Electricity is one element of physics that we encounter on a daily basis. It powers our televisions and our computers, and keeps the lights on at home. Magnets are something we think of as less common, only using them when we need to navigate using a compass or stick something to our fridge. But electricity and magnetism are really just two sides of the same idea!
We can see some examples of this relationship using the induction coil. There are two parts, so let’s tackle them one at a time. First, whenever electricity runs through a wire, it creates a magnetic field. If the wire is in a circle, the magnetic field will be the strongest through the middle. By stacking up several loops of wire to make a coil, we can create an electromagnet.

Electromagnetism at AstroCamp. Pressing the button sends electricity through the wire solenoid which is coiled around a nail to create a magnetic field.
Not only can electricity be used to create a magnet, but magnetism can be used to create electricity. When a conductor, like a metal wire, experiences a changing magnetic field, an electric current is created. We can even use this electricity to power a lightbulb! This process is called induction, and it is the basic principle by which electricity is generated in almost all power plants.

Strong neodymium magnets are rotated inside a coil of copper wire, producing a current. The needle moves back and forth, indicating the the current produced in this way is alternating, or AC current.

This wind farm in Palm Springs employs this exact technology to generate electricity from the wind!
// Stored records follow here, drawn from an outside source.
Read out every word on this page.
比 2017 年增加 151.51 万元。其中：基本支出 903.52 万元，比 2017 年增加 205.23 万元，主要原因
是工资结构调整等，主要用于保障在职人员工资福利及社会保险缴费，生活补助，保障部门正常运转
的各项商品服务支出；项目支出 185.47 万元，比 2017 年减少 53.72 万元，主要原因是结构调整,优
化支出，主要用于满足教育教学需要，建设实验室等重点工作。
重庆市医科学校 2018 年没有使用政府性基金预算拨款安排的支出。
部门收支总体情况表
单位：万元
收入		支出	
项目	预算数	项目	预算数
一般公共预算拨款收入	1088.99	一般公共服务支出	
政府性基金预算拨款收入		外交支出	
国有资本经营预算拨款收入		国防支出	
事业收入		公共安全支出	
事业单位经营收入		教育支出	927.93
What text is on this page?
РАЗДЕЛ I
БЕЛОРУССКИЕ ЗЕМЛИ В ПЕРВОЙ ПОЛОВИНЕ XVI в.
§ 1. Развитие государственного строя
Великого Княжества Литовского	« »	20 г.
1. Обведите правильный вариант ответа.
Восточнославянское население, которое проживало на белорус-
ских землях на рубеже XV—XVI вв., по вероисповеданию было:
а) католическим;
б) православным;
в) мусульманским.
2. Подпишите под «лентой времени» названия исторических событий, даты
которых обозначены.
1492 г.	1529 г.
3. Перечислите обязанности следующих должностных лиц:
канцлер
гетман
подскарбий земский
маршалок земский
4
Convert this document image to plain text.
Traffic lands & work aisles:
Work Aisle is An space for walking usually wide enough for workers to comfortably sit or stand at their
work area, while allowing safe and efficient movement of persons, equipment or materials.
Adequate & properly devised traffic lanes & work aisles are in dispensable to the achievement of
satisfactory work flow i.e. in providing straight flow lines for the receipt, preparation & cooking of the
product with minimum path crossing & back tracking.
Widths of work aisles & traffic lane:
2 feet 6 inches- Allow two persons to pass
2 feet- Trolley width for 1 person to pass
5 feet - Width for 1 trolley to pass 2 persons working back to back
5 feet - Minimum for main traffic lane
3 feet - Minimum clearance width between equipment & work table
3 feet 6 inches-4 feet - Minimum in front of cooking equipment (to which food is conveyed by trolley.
Photo from best of the best tours!
If you want to learn more about these concepts or just see them in action, there is more about them here and hereCombining both of these ideas, we can see why the small metal ring hovers. Turning on electricity through the coil of wire creates a magnetic field that is felt by the metal ring. Then, through the process of induction, electricity is created in the ring, as you can see with the light bulb example below.

The ring is now an electromagnet with electricity running through it! The magnetic field from the ring and from the coil are pointed in opposite directions, so they repel, causing the ring to hover in midair. By submerging the ring in liquid nitrogen, we can lower its resistance and increase the electric current. A stronger current creates a stronger electromagnet and the ring shoots up to the ceiling!